2016年2月15日。KADOKAWAに新しい文庫レーベル「NOVEL 0(ノベルゼロ)」が誕生した。創刊ラインナップには、杉井 光、師走トオル、三浦勇雄などの人気作家陣が並ぶが、今回はそのなかでも扇 友太の『竜と正義 人魔調停局 捜査File.01』をピックアップ! 人間と魔物が共存する社会を守るため、銃と魔法で戦う現代ハードボイルドサスペンスだ。

1200年前の【邂逅の日】。世界は幾多の異界と繋がり、さまざまな魔物が出現した。人類と魔物が激突した【黒蛇戦争】から長い時代を経て、人間と魔物は共存する社会を築き上げた。クリアト連邦共和国ロザント市に支部を置く人魔調停局の若手実働官ライル・アングレーは、人魔間の軋轢を処理し平和を維持するために、日々、社会秩序を脅かす犯罪者と戦っていた。そんなライルに、新たな指令が下される。社会加入を求める魔物集落【竜羽の里】の使者の護衛だ。ところが、護衛対象の使者クーベルネは、ドラゴン族のお姫様で、弱冠13歳の幼い少女だった。

主人公のライルは軍士官学校を首席卒業して人魔調停局に入った若きエリートだ。だが、人間であるライルは、はっきりいって弱い。
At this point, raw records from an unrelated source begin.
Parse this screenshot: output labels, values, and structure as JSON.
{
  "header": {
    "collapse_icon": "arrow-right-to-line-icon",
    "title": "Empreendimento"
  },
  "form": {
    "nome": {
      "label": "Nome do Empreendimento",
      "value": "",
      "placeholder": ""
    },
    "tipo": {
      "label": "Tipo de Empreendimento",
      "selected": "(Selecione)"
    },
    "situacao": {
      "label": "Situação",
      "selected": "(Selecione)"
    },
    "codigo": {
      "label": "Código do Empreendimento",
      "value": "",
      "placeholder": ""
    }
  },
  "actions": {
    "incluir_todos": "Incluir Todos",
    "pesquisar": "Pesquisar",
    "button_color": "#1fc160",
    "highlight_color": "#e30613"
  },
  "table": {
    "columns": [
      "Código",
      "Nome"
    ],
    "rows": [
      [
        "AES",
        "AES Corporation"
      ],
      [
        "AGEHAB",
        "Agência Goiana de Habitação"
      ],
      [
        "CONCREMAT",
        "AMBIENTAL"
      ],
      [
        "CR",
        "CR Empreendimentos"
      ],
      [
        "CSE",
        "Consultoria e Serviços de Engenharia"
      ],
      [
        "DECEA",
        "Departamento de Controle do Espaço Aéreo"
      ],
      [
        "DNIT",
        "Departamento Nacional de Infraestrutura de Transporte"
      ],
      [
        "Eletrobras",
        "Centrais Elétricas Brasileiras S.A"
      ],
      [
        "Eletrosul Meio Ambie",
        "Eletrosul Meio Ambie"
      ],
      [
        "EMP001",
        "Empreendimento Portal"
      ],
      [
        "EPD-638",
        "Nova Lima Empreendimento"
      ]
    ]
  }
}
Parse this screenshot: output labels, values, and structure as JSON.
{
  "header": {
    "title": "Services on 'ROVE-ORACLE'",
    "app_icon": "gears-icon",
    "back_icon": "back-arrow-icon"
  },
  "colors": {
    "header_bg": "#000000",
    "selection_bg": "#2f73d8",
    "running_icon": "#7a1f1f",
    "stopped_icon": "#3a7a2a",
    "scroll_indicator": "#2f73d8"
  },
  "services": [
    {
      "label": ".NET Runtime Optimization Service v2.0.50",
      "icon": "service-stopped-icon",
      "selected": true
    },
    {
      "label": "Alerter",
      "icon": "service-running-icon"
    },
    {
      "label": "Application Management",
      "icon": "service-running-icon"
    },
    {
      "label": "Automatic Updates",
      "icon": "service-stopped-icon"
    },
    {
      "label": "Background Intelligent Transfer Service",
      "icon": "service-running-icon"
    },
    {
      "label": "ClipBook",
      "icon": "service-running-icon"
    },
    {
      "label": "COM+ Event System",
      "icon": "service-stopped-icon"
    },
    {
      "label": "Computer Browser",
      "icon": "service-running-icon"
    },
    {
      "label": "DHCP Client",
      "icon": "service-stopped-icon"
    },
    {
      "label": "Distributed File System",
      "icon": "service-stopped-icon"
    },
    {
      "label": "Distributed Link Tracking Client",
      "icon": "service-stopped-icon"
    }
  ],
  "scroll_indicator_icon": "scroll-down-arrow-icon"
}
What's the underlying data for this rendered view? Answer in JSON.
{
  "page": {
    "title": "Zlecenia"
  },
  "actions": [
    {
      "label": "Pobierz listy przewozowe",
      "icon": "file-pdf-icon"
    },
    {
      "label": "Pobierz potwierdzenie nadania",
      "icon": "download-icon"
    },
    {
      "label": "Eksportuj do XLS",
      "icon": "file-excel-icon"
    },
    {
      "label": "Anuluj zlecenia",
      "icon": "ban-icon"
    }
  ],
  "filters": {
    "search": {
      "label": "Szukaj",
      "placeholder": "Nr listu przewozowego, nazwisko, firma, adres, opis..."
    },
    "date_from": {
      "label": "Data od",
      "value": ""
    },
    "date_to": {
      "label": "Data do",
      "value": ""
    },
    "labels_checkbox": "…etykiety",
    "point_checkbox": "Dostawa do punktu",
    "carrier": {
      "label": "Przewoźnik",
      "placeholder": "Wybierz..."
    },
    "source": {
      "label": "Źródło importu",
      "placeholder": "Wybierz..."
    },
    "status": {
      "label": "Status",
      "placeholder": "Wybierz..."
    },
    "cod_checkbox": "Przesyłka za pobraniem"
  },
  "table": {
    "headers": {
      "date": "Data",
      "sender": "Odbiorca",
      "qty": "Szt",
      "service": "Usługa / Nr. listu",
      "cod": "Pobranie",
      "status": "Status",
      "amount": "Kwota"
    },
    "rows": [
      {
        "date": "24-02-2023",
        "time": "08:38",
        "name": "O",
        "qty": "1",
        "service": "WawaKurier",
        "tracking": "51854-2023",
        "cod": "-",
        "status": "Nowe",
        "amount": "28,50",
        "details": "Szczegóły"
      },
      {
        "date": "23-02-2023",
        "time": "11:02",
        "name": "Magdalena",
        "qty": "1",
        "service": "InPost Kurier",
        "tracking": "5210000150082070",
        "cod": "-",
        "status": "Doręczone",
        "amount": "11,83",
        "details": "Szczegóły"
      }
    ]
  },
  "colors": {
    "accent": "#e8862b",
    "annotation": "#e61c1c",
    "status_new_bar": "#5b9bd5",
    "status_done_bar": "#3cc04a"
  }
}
同僚のキマイラや土蜘蛛、ユニコーンなど、生まれながらに強靭な肉体と人外の魔力を宿した魔物種族と比べれば、最弱といっていい。そんな種族的なハンデキャップを抱えながらも、決して挫けることなく人一倍の努力を重ねて、同僚たちと肩を並べて犯罪者に立ち向かう。弱くとも正義感の強さでは誰にも負けない、熱血硬派な青年で好感を抱ける。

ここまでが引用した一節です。